Update on AVM

Hi everyone!

I am just writing because it has been, what seems like forever. I wanted to post an update on my progress and share some of my experiences.

First, I was treated for a small AVM in my right occipital lobe (approximtely 2.1cm x 2cm). I was treated with the gamma knife, specifically Novalis Tx image-guided radiosurgery on May 24, 2011.

Since then, there hasn't been much to report. About 4 or 5 months out from treatment I had targeted headaches in the approximate area of my AVM. I had an MRI, but nothing looked abnormal, which was great news.

About a year out, May 2012, I had another follow-up MRI. There were no obvious changes, which at that point was expected.

I recently asked for another follow-up MRI in January 2013. I had noticed a spot in my vision for about 6 weeks. I was concerned about necrosis or a minor bleed; however, the MRI revealed neither. This is a blessing.

I did however, experience a temporary vision change during my MRI and again a couple weeks ago while working out. Both times, it looked like a puddle in my left field of vision. the puddle spread and spread. It looked like looking through fogged glass. Eventually it spread to my peripheral, almost like a c-shape. On the edge of my vision I saw flickering white and black dots. Both times it took about 15 minutes to go away.

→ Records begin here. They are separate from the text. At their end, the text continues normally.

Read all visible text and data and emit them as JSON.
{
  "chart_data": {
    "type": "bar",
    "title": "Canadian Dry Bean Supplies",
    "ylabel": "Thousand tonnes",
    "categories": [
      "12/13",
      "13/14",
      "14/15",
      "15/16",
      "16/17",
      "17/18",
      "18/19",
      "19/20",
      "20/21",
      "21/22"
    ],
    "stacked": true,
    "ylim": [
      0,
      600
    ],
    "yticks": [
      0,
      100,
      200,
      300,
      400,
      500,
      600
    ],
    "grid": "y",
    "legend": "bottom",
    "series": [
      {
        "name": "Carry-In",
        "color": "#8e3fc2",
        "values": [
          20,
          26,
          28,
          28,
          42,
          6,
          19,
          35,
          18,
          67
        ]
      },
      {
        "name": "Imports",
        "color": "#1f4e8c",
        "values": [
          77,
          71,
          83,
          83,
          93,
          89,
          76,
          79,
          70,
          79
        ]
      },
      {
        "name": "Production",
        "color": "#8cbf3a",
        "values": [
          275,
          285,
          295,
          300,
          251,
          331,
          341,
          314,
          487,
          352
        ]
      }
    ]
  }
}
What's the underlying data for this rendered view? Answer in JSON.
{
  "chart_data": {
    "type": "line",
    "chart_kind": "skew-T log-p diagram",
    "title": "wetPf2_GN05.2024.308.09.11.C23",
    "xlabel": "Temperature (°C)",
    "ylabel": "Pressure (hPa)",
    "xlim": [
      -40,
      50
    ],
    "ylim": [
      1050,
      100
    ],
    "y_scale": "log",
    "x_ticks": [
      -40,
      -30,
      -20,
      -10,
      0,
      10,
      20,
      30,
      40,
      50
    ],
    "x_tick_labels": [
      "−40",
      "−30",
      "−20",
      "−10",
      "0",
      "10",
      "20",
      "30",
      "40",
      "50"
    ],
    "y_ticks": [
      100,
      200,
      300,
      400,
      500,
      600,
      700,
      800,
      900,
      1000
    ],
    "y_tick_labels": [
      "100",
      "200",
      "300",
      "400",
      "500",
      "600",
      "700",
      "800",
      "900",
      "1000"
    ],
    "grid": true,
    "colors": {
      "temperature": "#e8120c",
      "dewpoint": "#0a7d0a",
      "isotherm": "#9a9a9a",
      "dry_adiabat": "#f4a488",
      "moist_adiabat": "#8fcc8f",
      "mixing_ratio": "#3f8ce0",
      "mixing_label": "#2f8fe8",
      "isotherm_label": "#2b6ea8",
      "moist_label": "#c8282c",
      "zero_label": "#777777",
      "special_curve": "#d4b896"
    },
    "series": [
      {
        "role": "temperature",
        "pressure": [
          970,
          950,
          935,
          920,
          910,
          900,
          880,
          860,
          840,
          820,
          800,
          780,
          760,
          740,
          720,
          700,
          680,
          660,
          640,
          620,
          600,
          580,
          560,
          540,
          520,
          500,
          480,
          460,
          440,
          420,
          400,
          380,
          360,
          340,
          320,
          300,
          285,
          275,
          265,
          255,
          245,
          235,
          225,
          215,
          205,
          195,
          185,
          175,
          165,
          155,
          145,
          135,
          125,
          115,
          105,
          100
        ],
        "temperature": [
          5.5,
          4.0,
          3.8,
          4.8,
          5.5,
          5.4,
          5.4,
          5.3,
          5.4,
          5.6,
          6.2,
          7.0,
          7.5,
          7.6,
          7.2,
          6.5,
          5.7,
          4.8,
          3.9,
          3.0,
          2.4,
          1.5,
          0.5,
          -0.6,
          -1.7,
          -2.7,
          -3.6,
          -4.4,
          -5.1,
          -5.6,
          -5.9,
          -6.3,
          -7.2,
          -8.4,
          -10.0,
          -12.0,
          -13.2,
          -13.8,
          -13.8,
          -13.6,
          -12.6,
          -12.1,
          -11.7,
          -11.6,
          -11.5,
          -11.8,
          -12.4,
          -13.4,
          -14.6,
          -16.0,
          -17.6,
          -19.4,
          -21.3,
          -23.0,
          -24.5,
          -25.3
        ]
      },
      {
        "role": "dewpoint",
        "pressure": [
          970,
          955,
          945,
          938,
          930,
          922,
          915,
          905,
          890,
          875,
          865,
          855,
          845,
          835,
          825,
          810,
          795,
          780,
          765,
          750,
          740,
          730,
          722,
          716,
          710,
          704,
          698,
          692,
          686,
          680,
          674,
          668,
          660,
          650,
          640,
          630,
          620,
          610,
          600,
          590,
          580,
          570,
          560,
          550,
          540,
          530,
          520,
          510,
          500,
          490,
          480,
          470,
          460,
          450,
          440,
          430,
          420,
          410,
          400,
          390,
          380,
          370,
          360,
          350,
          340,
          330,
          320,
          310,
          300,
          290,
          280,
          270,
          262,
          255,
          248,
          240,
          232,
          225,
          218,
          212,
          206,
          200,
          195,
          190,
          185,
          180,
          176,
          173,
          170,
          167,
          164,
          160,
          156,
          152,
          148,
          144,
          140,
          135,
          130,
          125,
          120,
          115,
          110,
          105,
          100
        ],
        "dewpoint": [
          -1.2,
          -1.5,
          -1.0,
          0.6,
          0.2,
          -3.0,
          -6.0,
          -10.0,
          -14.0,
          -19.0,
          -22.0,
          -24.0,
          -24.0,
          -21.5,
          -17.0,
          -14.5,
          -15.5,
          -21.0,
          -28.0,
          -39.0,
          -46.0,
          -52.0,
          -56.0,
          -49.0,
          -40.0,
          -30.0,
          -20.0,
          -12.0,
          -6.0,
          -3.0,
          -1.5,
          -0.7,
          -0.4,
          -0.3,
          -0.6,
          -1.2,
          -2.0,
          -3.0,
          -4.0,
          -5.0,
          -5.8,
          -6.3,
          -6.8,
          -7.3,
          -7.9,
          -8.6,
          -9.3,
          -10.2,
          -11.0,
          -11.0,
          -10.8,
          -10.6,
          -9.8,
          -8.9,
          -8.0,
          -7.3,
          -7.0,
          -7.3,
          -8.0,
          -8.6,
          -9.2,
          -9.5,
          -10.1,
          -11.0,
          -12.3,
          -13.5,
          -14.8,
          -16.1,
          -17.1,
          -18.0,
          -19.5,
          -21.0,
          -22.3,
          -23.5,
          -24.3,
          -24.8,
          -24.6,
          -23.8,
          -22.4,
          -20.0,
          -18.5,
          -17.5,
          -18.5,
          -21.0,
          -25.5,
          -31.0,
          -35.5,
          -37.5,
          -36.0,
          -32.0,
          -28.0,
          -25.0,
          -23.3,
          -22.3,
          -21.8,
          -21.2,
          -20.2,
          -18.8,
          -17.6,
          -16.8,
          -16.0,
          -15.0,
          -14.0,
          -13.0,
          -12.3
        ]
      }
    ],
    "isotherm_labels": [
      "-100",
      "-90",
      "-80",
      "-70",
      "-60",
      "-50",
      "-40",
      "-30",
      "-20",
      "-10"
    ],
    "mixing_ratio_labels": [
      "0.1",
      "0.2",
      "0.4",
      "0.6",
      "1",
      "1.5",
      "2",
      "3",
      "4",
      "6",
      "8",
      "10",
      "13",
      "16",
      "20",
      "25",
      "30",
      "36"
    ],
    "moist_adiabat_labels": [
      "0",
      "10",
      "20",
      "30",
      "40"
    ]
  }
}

The first time, my doctor believed it to be a reaction to the MRI contrast, as I am allergic. The second time I informed them of this issue, they decided for me to take precaution. No vigorous exercise or heavy lifting. There are so many variables with many of us that is hard to say what exactly is happening.

My doctor believes my brain is trying to adjust to the changes it is experiencing due to the treatment in May 2011. This isn't surprising since it can take up to 3 years to see results from this process.

I have noticed the spot in my vision a little more, which is good but also concerns me. It is good because that means the treatment is doing what is supposed to, but a little worrisome because it is impossible to predict what will happen with my vision.

I find myself trying to stay as positive as possible and trying to educate myself about the amazing brain! Read about brain plasticity. We are amazing beings and our bodies know how to heal themselves. I try to relax, since I have anxiety, but sometimes that requires a little help.

I have noticed some other things as well. On nights a get a good night sleep, my vision is much better, when I am drinking enough water throughout the day my vision is better, when I abstain from drinking wine my vision is better.

On a side note, I am currently in a new/old city. I am no longer in San Antonio, but we are closer to family now. My husband received a great job offer so we moved. I am still looking for a job, but no luck yet. I am trying to enjoy my time relaxing, reading, watching movies and cooking.

Please feel free to contact me with any questions. I know this can be a scary time for all of us, but trust your journey and I will try to do the same. Be well.


Thanks for checking in, Monica. I just happened to read today that occipital AVMs can cause a variety of odd visual effects because that is where we process our images. I hope your vision disturbances are temporary and resolve as the gamma does its work.

Thank you @dancermom, I appreciate the kind words!